Comme si un dieu facétieux avait secoué les dés du hasard, le coup de fil de l’opératrice était tombé comme un incroyable concours de circonstances. Il leur apprit la complainte que coassa un batracien, aussi fulgurant que bruyant.

Alors qu’il barbotait bienheureux dans le bassin abandonné des loutres dans l’ancien zoo de Scribopolis – fermé depuis que les animaux avaient réalisé qu’ils ne pouvaient plus s’avilir de la sorte –, sa sérénité amphibienne fut troublée par l’irruption de deux malfrats. Ces derniers traînaient un pauvre dahu, sans la moindre considération pour son assiette bancale. Caché entre les nénuphars, il eut seulement le temps de voir un patibulaire bélier asséner deux coups dans l’estomac de la biquette avant de glisser en douce dans les eaux troubles des aquariums et de laisser les gredins régler leurs comptes. A minima, il préviendrait la police ; histoire de se donner bonne conscience.

C’est ainsi que l’inspecteur Caracal claqua copieusement la piteuse portière devant les grilles de l’ancien zoo. Des plantes grimpantes s’y entortillaient ; lierres et vignes pourries par le gel, tentacules de l’obscurantisme. Mycélium et mousses maculaient montants de béton délabré et fondations fissurées ; stigmates d’un temps où l’intelligence ne les avait pas encore abreuvés de ses bienfaits.

L’Écriture. Le suc du savoir. La sémillante saveur de la sagesse et de l’évasion. L’élévation de leur condition !

Et ces coprolithes de Pourfendeurs tentaient de les priver de cette bénédiction ? Inacceptable.

— Ocelot, tu restes à l’entrée. Prêt à accueillir les renforts ou à couper leur retraite s’ils parviennent à s’enfuir.

Le félin rétorqua d’un rictus qui valait pour une affirmation, tandis que la Chouette et le Hérisson suivirent au trot leur supérieur ; la patte à portée de leur arme de service. Le zoo abandonné se situant proche de la Fange, ils arrivaient les premiers sur place. Les plus exposés.

La grille, défoncée sur le côté, leur offrait l'accès à cette zone normalement défendue. Ils traversèrent les arceaux de bois et d’acier, ancien support de la verrière morcelée du hall principal. Ça et là, le mobilier avait été vandalisé et n’en subsistaient que méandres comme après le passage d’un troupeau de sangliers. Mais le Caracal ne s’attarda guère sur ce spectacle de désolation ; il incombait à la mairie la tâche de réhabilitation de ces locaux. Son rôle, à lui, se limitait à débusquer les criminels.

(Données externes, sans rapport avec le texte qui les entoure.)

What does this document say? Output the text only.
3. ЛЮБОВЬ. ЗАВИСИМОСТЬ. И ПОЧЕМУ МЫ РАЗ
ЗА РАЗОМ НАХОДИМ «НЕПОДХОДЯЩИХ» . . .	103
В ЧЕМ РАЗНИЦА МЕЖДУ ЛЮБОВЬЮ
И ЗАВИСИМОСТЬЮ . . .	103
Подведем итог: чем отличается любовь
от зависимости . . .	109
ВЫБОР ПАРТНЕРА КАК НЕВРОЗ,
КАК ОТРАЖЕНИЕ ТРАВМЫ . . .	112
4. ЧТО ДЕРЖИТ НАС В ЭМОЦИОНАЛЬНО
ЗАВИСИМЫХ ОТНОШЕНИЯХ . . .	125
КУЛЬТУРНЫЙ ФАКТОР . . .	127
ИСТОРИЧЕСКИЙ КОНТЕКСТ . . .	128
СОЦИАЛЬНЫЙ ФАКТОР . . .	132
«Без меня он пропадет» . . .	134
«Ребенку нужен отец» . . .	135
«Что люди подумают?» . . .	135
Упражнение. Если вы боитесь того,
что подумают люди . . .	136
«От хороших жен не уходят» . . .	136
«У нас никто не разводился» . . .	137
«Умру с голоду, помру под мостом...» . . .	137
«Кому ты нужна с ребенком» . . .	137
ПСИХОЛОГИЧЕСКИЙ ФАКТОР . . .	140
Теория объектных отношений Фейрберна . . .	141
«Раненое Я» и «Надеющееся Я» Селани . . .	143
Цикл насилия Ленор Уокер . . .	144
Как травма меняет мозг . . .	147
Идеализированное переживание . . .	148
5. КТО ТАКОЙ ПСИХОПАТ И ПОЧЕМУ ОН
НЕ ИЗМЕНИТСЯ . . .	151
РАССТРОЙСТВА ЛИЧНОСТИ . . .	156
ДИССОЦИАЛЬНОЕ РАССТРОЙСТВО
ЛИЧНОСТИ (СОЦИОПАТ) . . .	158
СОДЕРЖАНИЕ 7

Une œillade sur un plan jauni et la compagnie se dirigea vers l’aquarium, la zone dont référait le témoin. Ils franchirent sans peine, et en ligne droite, les bassins dont les vitres brisées narguaient le circuit tortueux prévu pour les visiteurs. Ils stoppèrent leur procession lorsque des voix agacées leur parvinrent.

— Mais tu vas t’exprimer dans une langue intelligible, maudite biquette ?

Un borborygme incompréhensible suivit la question. Puis un coup. Et un bêlement plaintif du caprin. Le Hérisson se sentit saisi d’effroi. Il fallait intervenir !

— Tant pis pour toi, incommodant ruminant. Nous nous débrouillerons sans cette information. En revanche, tu as épuisé tes chances de quitter cet endroit vivant…

La menace envoya un électrochoc en travers des nerfs des policiers : il était plus que temps d’agir !

— Police ! Plus un geste !

Le Caracal bondit de son repli, derrière la pataugeoire à crocodiles, et avança, révolver en patte, vers les malfrats. Ces derniers encadraient, au centre des vestiges de l’aquarium principal, une drôle de chèvre asymétrique et ligotée sur une chaise. Le premier vilain, un corgi surpris et à l’air inoffensif, bondit de stupeur ; les oreilles couchées en signe de culpabilité. Le second, un bélier patibulaire, en imposait déjà plus. Il se fendit d’un sourire sardonique tout en levant les sabots.

— Vous arrivez trop tard, Inspecteur…

— Gardez vos palabres pour l’interrogatoire.

Et tandis que la Chouette s'avançait pour lui passer les menottes, le cornu malicieux se défendit d’une ruade. La volaille s’écrasa à terre. N’écoutant que son instinct, le félin bondit au secours de sa collègue ; c’était sans compter l’irruption du canidé, paré pour la mêlée ; barrage outragé, pilier de son associé.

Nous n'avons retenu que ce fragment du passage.